Despite these strong improvements, PriceSmart has had to contend with foreign exchange movements during the year. Due to the foreign currency devaluation of the Colombian peso, it strategically decreased sale prices across imported merchandise categories. It incurred US$8.5 million of losses related to revaluation loss and transaction costs of US$7.6 million in countries with liquidity issues and converting the amounts to tradable currencies.
“Since fiscal year 2017, we have experienced this situation in Trinidad and have been unable to source a sufficient level of tradable currencies. We are working with our banks in Trinidad and government officials to convert all of our Trinidad dollars into tradable currencies. During the third quarter of fiscal year 2023, the Honduran Central Bank began limiting the availability and controlling the allocation of US dollars for the conversion from Honduran lempiras to US dollars. We are actively working with our banking partners and government authorities to address this situation,” the annual report noted regarding liquidity issues in some markets.
While PriceSmart has been able to decrease its Trinidadian cash balance from a peak of US$100.5 million in November 2020, the amount increased during the fourth quarter from US$13.5 million to US$18.2 million.

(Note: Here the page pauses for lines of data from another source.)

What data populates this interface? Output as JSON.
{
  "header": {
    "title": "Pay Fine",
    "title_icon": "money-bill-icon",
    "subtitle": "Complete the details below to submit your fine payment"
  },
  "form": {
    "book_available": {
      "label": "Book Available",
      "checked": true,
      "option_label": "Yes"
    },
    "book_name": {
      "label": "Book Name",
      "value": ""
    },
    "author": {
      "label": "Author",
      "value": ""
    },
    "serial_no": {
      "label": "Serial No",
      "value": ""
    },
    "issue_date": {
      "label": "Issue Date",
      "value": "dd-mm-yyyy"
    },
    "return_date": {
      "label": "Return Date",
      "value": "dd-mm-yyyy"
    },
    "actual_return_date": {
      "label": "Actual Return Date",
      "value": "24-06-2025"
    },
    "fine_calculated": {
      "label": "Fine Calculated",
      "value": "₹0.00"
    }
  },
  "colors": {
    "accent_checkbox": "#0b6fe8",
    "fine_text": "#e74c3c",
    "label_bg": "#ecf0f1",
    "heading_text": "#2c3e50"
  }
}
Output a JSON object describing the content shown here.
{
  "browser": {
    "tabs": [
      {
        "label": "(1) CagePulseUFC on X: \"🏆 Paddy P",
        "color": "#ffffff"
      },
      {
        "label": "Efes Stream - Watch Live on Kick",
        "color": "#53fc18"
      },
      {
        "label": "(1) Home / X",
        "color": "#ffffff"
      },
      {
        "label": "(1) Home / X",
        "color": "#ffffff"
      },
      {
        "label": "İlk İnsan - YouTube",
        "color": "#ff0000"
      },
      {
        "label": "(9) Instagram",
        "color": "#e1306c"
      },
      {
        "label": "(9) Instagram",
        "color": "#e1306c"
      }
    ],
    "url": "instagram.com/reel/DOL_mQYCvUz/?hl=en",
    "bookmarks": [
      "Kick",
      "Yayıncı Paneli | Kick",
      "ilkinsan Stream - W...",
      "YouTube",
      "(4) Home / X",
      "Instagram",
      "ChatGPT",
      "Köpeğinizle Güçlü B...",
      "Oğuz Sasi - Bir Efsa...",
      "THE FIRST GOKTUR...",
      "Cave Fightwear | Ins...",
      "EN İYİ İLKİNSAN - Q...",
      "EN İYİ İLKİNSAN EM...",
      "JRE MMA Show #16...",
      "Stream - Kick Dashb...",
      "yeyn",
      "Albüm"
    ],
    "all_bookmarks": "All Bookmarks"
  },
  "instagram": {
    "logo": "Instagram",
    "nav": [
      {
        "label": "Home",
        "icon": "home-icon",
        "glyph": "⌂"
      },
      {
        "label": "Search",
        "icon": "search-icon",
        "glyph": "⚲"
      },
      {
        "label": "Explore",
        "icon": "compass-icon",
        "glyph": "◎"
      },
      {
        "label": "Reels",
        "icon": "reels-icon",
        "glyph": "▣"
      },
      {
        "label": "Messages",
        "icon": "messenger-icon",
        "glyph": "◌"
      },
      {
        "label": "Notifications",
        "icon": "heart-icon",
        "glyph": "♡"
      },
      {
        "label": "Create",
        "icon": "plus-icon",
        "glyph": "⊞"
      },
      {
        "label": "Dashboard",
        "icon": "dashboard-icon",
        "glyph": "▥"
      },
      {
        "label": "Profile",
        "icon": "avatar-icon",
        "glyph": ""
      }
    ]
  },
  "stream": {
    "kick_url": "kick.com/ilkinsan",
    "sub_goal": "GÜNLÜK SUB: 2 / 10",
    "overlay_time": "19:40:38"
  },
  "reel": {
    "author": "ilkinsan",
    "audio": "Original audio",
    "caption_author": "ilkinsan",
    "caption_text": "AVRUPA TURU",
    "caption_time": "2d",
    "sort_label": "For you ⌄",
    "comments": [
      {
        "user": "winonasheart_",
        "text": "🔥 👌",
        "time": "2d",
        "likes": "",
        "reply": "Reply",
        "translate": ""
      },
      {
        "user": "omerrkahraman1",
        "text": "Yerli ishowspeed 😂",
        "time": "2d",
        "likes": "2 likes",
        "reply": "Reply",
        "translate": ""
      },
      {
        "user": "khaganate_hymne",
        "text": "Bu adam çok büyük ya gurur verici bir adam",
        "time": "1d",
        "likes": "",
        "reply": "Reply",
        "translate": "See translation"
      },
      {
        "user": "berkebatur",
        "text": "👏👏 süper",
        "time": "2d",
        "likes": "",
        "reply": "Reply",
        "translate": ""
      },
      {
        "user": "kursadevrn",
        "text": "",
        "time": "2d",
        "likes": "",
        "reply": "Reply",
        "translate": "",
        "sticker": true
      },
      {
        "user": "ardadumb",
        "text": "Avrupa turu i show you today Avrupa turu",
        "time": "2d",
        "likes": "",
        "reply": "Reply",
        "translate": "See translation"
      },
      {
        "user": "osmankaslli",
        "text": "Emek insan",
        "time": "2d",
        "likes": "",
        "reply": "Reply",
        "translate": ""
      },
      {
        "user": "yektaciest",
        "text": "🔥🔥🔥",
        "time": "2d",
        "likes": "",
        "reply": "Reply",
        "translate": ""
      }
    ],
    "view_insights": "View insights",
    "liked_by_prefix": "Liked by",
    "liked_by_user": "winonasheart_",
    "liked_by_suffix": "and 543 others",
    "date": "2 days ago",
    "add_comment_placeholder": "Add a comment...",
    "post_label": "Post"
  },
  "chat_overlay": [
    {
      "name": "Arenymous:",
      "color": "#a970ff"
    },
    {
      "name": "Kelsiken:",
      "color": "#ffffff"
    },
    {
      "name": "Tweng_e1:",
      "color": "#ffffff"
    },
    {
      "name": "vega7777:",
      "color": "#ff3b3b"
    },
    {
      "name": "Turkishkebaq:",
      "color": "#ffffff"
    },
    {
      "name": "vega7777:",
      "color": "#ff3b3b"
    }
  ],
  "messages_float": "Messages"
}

PriceSmart incurred US$2.1 million in Aeropost-related write-offs during the first quarter and US$660,000 in receivable write-offs in the third quarter related to the settlement of a claim for indemnification from Click USA Inc.
Total assets are up 11 per cent to US$2.01 billion, with cash and cash equivalents of US$239.98 million. Total liabilities and shareholders’ equity stood at US$898.57 million and US$1.11 billion, respectively.
PriceSmart closed Tuesday at US$67.41 which leaves it up year-to-date with a market capitalisation of US$2.03 billion. PriceSmart repurchased 71,530 shares worth US$5.62 million during the fourth quarter and purchased 1.01 million shares in the first quarter to complete its US$75-million share repurchase programme.
“We remain committed to our people-first culture. We believe that if you take care of your employees and members, success will naturally result from that. This people-first attitude and our commitment to the six rights of merchandising provides the foundation upon which we deliver on the value proposition we promised to our members and has … set the stage for a promising fiscal year 2024,” said founder, chairman, and interim Chief Executive Officer Robert E Price.